Sunday, 26 June 2011

On yesterday's walk

I spent Friday night shooting the shit with my friend at his house in Brighton. Literally, in fact, we got a shotgun and shot a poo. Actually that is a lie. Although we did discuss bowel movements. Stop trying to weedle your way into my social life, you voyeur.

This meant a walk to the station on Saturday. And what an eventful walk it was! Especially if, like me, you are able to conjure scandal and intrigue out of the smallest nugget of happenstance. If you are dangerously paranoid, in other words.

The first thing that happened was that a man with a folder and clearly in more of a hurry than I was passed me in York Place. We then ended up side by side once again at the crossing, but he of course ended up ahead once more when the walking resumed.

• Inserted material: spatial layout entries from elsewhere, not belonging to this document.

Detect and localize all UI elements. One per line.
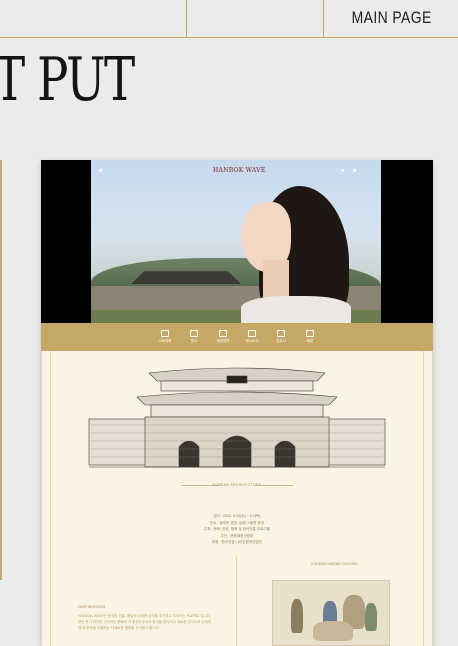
menu-item-recruit[interactable]: 채용 xyxy=(296,330,324,344)
top-bar: MAIN PAGE xyxy=(0,0,458,38)
menu-item-event[interactable]: 행사 xyxy=(180,330,208,344)
top-divider xyxy=(323,0,324,38)
menu-icon[interactable] xyxy=(99,169,102,172)
left-accent-line xyxy=(0,160,2,580)
architecture-caption: KOREAN ARCHITECTURE xyxy=(212,483,262,487)
mission-text: HANBOK WAVE는 한국의 전통, 예술의 섬세한 감각을 추구하고 지켜… xyxy=(78,614,212,630)
architecture-section: KOREAN ARCHITECTURE 일시 : 2022. 5.25(수) ~… xyxy=(41,351,433,646)
lantern-icon xyxy=(190,330,198,337)
calendar-icon xyxy=(219,330,227,337)
main-page-link[interactable]: MAIN PAGE xyxy=(352,8,432,28)
culture-caption: KOREAN UNIQUE CULTURE xyxy=(311,562,358,566)
culture-painting xyxy=(272,580,390,646)
event-info: 일시 : 2022. 5.25(수) ~ 6.2(목) 장소 : 동대문 광장,… xyxy=(203,514,271,544)
bell-icon xyxy=(248,330,256,337)
menu-item-education[interactable]: 교육과정 xyxy=(151,330,179,344)
menu-item-community[interactable]: 커뮤니 xyxy=(267,330,295,344)
menu-item-reservation[interactable]: 체험예약 xyxy=(209,330,237,344)
website-mockup: HANBOK WAVE 교육과정 행사 체험예약 행사소식 커뮤니 채용 KOR… xyxy=(41,160,433,646)
top-divider xyxy=(186,0,187,38)
search-icon[interactable] xyxy=(341,169,344,172)
quick-menu-bar: 교육과정 행사 체험예약 행사소식 커뮤니 채용 xyxy=(41,323,433,351)
hero-photo xyxy=(91,160,381,323)
user-icon[interactable] xyxy=(353,169,356,172)
file-icon xyxy=(306,330,314,337)
hero-banner: HANBOK WAVE xyxy=(41,160,433,323)
site-nav: HANBOK WAVE xyxy=(91,167,381,177)
lower-section: OUR MISSION HANBOK WAVE는 한국의 전통, 예술의 섬세한… xyxy=(41,556,433,646)
mission-heading: OUR MISSION xyxy=(78,604,105,609)
gate-illustration xyxy=(88,367,386,468)
book-icon xyxy=(161,330,169,337)
chat-icon xyxy=(277,330,285,337)
site-logo[interactable]: HANBOK WAVE xyxy=(213,167,266,174)
menu-item-news[interactable]: 행사소식 xyxy=(238,330,266,344)
section-title: T PUT xyxy=(0,45,135,115)
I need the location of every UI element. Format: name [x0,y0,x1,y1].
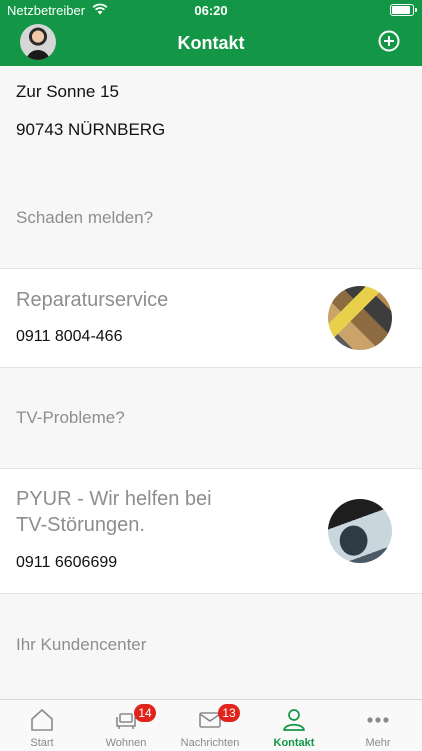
pyur-phone[interactable]: 0911 6606699 [16,554,117,572]
tab-label: Start [30,737,54,749]
pyur-image [328,499,392,563]
add-circle-icon[interactable] [378,30,400,52]
nachrichten-badge: 13 [218,704,240,722]
pyur-title-line2: TV-Störungen. [16,514,145,536]
tab-wohnen[interactable]: 14 Wohnen [84,700,168,751]
repair-service-title: Reparaturservice [16,289,169,311]
pyur-title-line1: PYUR - Wir helfen bei [16,488,212,510]
repair-service-image [328,286,392,350]
battery-icon [390,4,417,16]
tab-nachrichten[interactable]: 13 Nachrichten [168,700,252,751]
clock: 06:20 [194,3,228,18]
tab-start[interactable]: Start [0,700,84,751]
tab-label: Nachrichten [180,737,240,749]
home-icon [31,709,53,731]
pyur-card[interactable]: PYUR - Wir helfen bei TV-Störungen. 0911… [0,468,422,594]
tab-bar: Start 14 Wohnen 13 Nachrichten Kontakt M… [0,699,422,751]
page-title: Kontakt [177,33,245,53]
section-tv-label: TV-Probleme? [16,408,125,427]
tab-label: Kontakt [273,737,315,749]
wohnen-badge: 14 [134,704,156,722]
status-bar: Netzbetreiber 06:20 [0,0,422,20]
tab-label: Wohnen [105,737,147,749]
repair-service-phone[interactable]: 0911 8004-466 [16,328,122,346]
tab-label: Mehr [365,737,391,749]
tab-kontakt[interactable]: Kontakt [252,700,336,751]
section-damage-label: Schaden melden? [16,208,154,227]
tab-mehr[interactable]: Mehr [336,700,420,751]
address-city: 90743 NÜRNBERG [16,120,166,139]
section-customer-center-label: Ihr Kundencenter [16,635,147,654]
nav-bar: Kontakt [0,20,422,66]
more-icon [367,717,389,723]
address-street: Zur Sonne 15 [16,82,120,101]
person-icon [283,709,305,731]
repair-service-card[interactable]: Reparaturservice 0911 8004-466 [0,268,422,368]
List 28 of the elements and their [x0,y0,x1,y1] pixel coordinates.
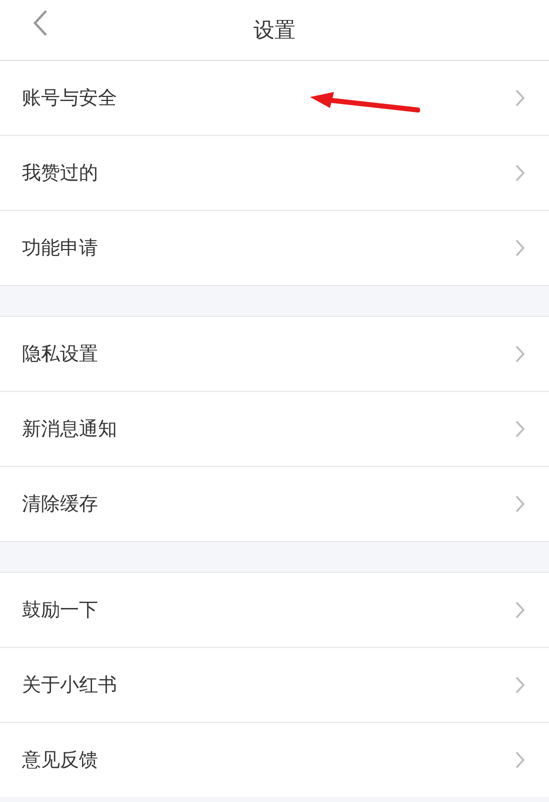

I had some business to attend to in the North Laine, which if you do not know Brighton is a little warren of narrow streets just south of the station, packed with independent shops and the sort of cool people who patronise independent shops. So, being pretty au fait with the old topography, I cut through the back streets to get there. As the streets get narrower, it's less and less likely that there'll be a great deal of foot traffic.

But here I was, in a not-especially packed Gloucester Road and I was still just behind Folder Man. This was beginning to get suspicious. As the streets get smaller, the more unlikely it would be that two people would both be following the exact same route. What could it mean?

Naturally, I ended up stood on the roof of a nearby parked car, shirtless, screaming "I AM NOT FOLLOWING YOU, I AM NOT AN ASSASSIN" with tear-flecked cheeks.

Later, I saw a dog trying to fellate another dog in the gardens at the corner of Church Street and Queen's Road.

2 comments:

Chris O said...

I can safely say nothing like that has ever happened to me in Dagenham. It generally lacks the sense of mystery and intrigue that Brighton's back streets offers.

That said, Dagenham generally lacks everything the human soul craves if you have any sense of ambition about you.

dotmund said...

My only ambition was to see dogs perform oral sex on each other.